Look, is this going to be a libertarian bashing thread, or a thread about what a free market in health care would look like?
Free market economics is not identical to libertarian ideology.
Fact is, without the rule of law, or custom so strong it has the force of law, a free market is impossible. If Dak wants to trade his baskets for Thag’s chickens, but Thag can hit Dak over the head with a club and just take Dak’s baskets, we don’t have a free market.
So a free market requires some sort of rule of law, it requires a police force, it requires a judicial system. It requires a system for determining property rights, which are an arbitrary human construct and don’t exist in a state of nature.
Originally marketplaces were under the protection of the nobility, who enforced certain standards–no robbery, no fraud, etc. This was not done out of generosity, but rather because enlightened despots understood that more trade meant more wealth, and more wealth meant more for the nobles to take for themselves.
So the customs of Europe in the middle ages were where our idea of markets come from. And when countries establish democracy and representative government, they don’t throw out the already existing body of law and start from scratch, they mostly keep what exists and throw out the parts that were there for the benefit of the aristocrats.
So the antonym of a “free market” isn’t a “regulated market”, since each and every market must have some sort of regulation or another, or it isn’t a marketplace but rather a mob scene. Saying that you aren’t allowed to shoot someone, you aren’t allowed to label rat poison as baby formula, you aren’t allowed to use dishonest weights and measures, you aren’t allowed to promise to pay later but then refuse…these things are all market regulations, but without them the market couldn’t exist.
The difference between a free market and other systems isn’t that there are no regulations, it’s that the customer and the supplier and able to negotiate the price between themselves.
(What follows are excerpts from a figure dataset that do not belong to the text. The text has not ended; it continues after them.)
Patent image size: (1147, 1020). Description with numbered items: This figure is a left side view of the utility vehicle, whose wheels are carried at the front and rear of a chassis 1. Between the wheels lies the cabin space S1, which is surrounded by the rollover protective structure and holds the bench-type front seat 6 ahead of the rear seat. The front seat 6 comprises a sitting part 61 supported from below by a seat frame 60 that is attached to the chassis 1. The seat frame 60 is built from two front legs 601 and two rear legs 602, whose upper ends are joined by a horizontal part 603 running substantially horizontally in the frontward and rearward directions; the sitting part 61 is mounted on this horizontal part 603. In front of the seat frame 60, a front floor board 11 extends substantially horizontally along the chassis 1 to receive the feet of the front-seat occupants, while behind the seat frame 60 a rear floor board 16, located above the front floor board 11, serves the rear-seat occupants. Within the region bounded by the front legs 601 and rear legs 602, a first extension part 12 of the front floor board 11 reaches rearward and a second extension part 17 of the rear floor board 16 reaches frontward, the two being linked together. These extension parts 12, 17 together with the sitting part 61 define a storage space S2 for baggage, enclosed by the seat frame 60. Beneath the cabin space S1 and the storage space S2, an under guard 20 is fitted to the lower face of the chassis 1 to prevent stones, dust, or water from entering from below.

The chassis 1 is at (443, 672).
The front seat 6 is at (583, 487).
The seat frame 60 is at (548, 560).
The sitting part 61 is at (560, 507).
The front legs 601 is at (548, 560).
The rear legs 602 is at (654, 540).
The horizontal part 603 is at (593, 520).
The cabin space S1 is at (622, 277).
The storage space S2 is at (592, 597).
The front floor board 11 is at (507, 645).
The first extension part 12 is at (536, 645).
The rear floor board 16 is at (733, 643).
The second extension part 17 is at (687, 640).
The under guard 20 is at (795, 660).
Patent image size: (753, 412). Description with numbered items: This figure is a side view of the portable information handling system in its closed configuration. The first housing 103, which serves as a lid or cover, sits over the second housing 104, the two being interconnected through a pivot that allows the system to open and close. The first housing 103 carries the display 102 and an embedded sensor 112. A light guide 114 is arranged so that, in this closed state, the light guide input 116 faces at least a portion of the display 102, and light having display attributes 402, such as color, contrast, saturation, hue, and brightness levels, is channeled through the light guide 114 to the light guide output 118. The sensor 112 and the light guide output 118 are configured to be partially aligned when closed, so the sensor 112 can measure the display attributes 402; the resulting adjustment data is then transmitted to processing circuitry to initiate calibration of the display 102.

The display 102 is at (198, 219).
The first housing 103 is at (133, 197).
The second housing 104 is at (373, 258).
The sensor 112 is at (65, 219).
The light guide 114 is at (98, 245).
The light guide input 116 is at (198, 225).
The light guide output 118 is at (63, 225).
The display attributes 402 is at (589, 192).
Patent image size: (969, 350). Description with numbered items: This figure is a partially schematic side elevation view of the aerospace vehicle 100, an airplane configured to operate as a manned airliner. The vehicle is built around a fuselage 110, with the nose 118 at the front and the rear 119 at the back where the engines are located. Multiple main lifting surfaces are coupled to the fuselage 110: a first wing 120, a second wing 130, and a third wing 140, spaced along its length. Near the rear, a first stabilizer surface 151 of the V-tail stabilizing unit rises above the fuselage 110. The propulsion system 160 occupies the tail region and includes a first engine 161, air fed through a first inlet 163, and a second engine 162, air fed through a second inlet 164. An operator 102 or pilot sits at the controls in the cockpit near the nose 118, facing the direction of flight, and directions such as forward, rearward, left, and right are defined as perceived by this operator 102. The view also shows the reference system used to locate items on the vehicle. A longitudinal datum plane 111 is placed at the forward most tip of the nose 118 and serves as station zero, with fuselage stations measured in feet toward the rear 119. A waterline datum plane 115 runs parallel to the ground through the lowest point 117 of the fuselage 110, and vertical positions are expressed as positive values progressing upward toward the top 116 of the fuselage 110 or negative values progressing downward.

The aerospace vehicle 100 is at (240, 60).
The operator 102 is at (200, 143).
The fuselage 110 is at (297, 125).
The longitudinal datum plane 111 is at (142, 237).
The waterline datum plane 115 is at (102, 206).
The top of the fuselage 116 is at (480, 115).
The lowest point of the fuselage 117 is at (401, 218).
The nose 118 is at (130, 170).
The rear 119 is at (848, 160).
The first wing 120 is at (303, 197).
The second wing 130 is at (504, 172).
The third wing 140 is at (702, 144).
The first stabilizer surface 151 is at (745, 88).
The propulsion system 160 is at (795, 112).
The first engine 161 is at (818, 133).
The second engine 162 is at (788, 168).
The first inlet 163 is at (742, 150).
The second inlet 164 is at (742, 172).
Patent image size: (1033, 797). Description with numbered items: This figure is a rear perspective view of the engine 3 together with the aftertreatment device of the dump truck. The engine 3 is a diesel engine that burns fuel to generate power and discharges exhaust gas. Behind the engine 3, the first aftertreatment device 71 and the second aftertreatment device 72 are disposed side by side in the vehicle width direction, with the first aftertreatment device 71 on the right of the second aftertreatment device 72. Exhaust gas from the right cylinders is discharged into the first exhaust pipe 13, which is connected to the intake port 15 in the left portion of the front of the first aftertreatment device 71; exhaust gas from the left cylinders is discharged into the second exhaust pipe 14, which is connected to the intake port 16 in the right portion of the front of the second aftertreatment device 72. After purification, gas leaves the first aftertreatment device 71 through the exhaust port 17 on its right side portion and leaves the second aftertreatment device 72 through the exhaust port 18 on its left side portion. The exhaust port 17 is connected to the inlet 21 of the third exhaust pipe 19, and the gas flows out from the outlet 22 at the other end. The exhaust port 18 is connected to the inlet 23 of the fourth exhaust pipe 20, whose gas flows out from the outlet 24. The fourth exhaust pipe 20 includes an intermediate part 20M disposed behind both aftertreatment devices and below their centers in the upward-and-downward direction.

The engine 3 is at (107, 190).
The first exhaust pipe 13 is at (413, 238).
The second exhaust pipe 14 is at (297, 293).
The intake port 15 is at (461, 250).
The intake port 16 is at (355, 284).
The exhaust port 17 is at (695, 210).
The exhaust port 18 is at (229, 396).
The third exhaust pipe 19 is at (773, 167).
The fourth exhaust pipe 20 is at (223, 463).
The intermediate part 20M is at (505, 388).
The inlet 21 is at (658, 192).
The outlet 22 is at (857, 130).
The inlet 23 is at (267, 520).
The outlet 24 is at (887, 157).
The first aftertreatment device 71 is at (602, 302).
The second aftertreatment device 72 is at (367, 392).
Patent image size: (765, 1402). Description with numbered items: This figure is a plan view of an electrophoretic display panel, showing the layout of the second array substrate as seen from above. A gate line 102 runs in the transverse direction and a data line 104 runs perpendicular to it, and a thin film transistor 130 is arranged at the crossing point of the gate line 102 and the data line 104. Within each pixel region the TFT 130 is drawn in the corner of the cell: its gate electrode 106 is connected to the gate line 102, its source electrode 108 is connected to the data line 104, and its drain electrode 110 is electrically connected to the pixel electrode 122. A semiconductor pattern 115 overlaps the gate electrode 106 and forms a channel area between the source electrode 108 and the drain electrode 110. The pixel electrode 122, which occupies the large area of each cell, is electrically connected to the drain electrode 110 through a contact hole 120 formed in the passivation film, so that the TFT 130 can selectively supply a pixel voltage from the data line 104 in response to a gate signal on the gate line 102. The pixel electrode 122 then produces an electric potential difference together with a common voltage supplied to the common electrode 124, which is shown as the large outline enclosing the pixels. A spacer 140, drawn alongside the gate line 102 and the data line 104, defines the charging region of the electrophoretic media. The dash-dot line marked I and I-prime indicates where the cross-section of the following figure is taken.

If regulations set the price of the good, then there’s no free market in that good. You either buy and sell at that price, or you do without.
So we don’t have a free market educational system, we have a public school system. Sure, you can choose to attend a private school, but you have to pay taxes to support the public schools whether you use them or not. And the price set for attending public school is zero.
And the reason we have public schools is because we’ve determined that having a bunch of illiterate peasants makes things worse for everyone. Education for the peasants has strong positive externalities. It’s not just the peasant himself who benefits from being able to read, but his neighbors also benefit when he can read.
So what would a “free market” health care system look like? It would look like what we had around the turn of the century. There would be doctors and nurses, and if you needed the services of a doctor, you’d send for the doctor, the doctor would come, and do his doctor thing, and then you’d pay him his fee for his services. Or, if you couldn’t pay, you’d owe him. That’s a fee for service model.
But what that model doesn’t include is health insurance. And the problem with health insurance that sends the free market model out of control is the problem of third party payments. You could have a system where the patient pays for services–first party payment. Or a system where the doctor pays for services–second party payment. Or a system where someone else pays for services–third party payment. And the system of cost containment that would occur under first or second party payment doesn’t exist. And it doesn’t matter very much who that third party is, you’re still going to get the same problem.
So it doesn’t matter much whether that third party is an insurance company or a government agency, you’re not going to see much difference. And of course, insurance companies have to have a high degree of oversight, because otherwise their natural inclination is to defraud their customers at every step–to take the premiums, but then not pay out. The difference between a highly regulated private insurance company and a public insurance system isn’t going to be noticable.
And when we look around the world and compare places that have government insurance systems, compared to the private insurance system here in the US, we find that in actual fact the government systems tend to provide better service for less money. We could argue about why that is, but the hard cold empirical fact of the matter is that they do.
And this is why I’ve given up on looking for a free market in health care.